The court decision was reported recently in Cancer Currents, a blog of the National Cancer Institute (NCI), which funded some of the research cited in the case. Many NCI researchers also testified.
The first statement was issued in major newspapers on Nov. 26, 2017, by the three companies: Altria and its subsidiary, Philip Morris USA; R.J. Reynolds Tobacco; and Lorillard, whose brands are now sold by R.J. Reynolds and ITG Brands. The print statements will appear as full-page ads in at least 50 U.S. newspapers from November to late March, and the same information will be conveyed in 30- and 45-second prime-time spots aired weekly for a year on major TV networks, the court ruled.
Five statements will be issued, each on a different topic related to the dangers of tobacco use, according to the NCI. The tobacco companies will clarify information regarding the health harms caused by cigarette smoking; the addictiveness of cigarette smoking and nicotine; the misconception that it’s safer to smoke so-called light or low-tar cigarettes than regular ones; their manipulation of cigarette design to enhance the delivery of nicotine to users, thus increasing addictiveness; and the sometimes fatal health risks of exposure to secondhand smoke.
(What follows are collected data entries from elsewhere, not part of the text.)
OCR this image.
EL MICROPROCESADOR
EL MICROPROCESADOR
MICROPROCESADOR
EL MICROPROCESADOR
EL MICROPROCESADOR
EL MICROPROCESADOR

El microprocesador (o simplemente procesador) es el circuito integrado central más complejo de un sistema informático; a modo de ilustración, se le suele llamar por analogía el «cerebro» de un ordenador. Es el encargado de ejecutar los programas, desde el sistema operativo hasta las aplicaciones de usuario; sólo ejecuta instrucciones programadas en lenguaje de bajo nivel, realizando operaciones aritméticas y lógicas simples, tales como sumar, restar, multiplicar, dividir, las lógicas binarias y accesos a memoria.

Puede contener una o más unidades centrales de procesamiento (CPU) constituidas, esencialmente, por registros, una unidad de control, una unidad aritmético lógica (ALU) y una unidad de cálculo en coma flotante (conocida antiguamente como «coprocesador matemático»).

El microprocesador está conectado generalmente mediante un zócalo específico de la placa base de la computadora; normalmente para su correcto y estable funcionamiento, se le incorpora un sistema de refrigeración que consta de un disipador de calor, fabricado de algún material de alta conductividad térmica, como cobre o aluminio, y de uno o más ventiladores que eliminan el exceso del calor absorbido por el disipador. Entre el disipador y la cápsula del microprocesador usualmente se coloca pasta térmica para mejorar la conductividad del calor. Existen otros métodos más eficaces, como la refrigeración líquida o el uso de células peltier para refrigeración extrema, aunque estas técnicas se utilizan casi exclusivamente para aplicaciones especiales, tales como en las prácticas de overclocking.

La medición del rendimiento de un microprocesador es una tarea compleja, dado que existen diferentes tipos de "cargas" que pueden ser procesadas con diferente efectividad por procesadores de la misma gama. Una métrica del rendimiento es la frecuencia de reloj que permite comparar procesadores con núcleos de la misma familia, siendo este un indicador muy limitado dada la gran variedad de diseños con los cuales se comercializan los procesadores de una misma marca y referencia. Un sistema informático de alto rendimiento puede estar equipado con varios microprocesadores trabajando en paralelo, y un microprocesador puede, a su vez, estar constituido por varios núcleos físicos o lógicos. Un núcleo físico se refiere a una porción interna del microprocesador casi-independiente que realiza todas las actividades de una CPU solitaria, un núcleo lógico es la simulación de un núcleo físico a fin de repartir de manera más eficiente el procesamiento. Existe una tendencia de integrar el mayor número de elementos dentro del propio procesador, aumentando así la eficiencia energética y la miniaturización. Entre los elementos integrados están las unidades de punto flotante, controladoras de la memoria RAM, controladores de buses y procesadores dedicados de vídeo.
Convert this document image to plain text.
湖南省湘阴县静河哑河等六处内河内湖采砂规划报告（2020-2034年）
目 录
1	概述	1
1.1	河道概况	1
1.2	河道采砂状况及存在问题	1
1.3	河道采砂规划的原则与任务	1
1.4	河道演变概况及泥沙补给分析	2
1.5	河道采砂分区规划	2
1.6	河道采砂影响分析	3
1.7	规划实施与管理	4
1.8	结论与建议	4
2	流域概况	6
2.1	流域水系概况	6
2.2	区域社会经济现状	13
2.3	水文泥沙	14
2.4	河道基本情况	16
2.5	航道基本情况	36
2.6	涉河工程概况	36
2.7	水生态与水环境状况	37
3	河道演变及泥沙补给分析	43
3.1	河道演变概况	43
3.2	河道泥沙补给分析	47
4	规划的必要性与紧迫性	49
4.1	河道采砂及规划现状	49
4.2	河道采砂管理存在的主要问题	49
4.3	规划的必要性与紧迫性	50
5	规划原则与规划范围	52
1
The ruling that ordered the companies to issue the statements arose from a federal racketeering lawsuit against them, filed in 1999 by the Department of Justice. The tobacco companies “have known many of these facts for at least 50 years or more. Despite that knowledge, they have consistently, repeatedly, and with enormous skill and sophistication, denied these facts to the public, to the Government, and to the public health community,” wrote Kessler, a senior judge of the U.S. District Court in the District of Columbia.